Tra i suoi cibi favoriti i biografi elencano le costolette di vitello sottili e croccanti con le patate altrettanto sottili e croccanti, gli speciali cannelloni di Suor Intingola, che risvegliavano il suo estro poetico, la selvaggina, il pesce, i molluschi e i frutti di mare, la frutta e i risotti; famoso quello alla Duse, con gamberetti e tartufi. Celebri sono anche la bizzarria dei suoi orari e delle sue abitudini. Tra le altre cose considerava volgare mangiare in pubblico e alla tavola al posto suo spesso accoglieva gli ospiti la Cheli, una gigantesca tartaruga in bronzo e smalto opera dello scultore Renato Brozzi ed effige fedele dell’animale un tempo ospite del giardino della Prioria; morta, pare, per aver fatto indigestione di tuberose. Il sottinteso era chiaro a tutti: indulgere ai peccati di gola è pericoloso. Una regola che il poeta da parte sua trasgrediva volentieri – «Pollo, pernice, biscotti al formaggio divoro nel fresco mattino settembrino», tanto che la sua ritrosia ai pasti pubblici sembrava derivasse , oltre che dal discutibile stato di conservazione dei suoi denti, dalle abbuffate private che si concedeva fuori orario.  Il primo punto pare fosse da imputare alla fobia per il dentista, ma anche all’amore sfrenato per gelati e dolci, soprattutto quelli per lui creati e da lui battezzati come  «La cocolla di frate nevoso», «La mammella di Sant’Agata», «Le ostie di suor Ghiottizia».
Anche fuori di casa e in trasferta, il Comandante non si risparmiava e l’Italia tutta conserva traccia delle sue avventure gastronomiche, quasi sempre legate alle avventure sentimentali, come elencava quasi dieci anni fa un simpatico articolo del Gambero Rosso.
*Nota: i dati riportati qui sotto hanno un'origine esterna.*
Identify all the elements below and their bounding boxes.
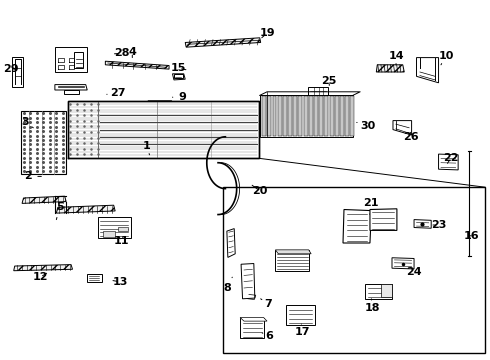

Restando in zona Vittoriale, sul lago di Garda, ad Arco, al ristorante Gourmet, lo chef Peter Brumel, 2 stelle Michelin, appassionato fan dannunziano, gli ha dedicato un piatto ricordo e un menù di sei piatti. Con il motto di “Osa l’inosabile” il percorso è un omaggio all’universo del poeta, ricco di sapori, citazioni e richiami: Nel bel tempo in terre d’Abruzzo e il Montenegroni (Frittata soffice alle cipolle); I messaggi a “Suor intingola” Albina Lucarelli Becevello (can-nel-loni, can-nel-loni, can-nel-loni); L’ovo (Uovo, pecorino, patata e paprica dolce affumicata); Correva l’anno 1897 “Il collegio di Ortona e il banchetto senza fine (Maccheroni alla chitarra e stracotto alla coda di bue e Parmigiano); La casseruola (Il pescato, una passione senza fine a, d, g, o); Memento Audere Semper, ricordati di osare sempre (Costolette di vitello, mela e mandorle); Analogo è lo stato d’animo che prova davanti al Parrozzo dell’amico Luigi D’Amico, tanto da ispirargli questo sonetto dialettale “O Ddie quanne m’attacche a lu parrozze, ogne mattine, pe’ lu canna rozze, passa la sise de l’Abbruzze mè” (Il parrozzo, l’aurum & lo zabaione); Il rito della moka secondo Caffè Illy! (Moka pulcina e Saiwa!).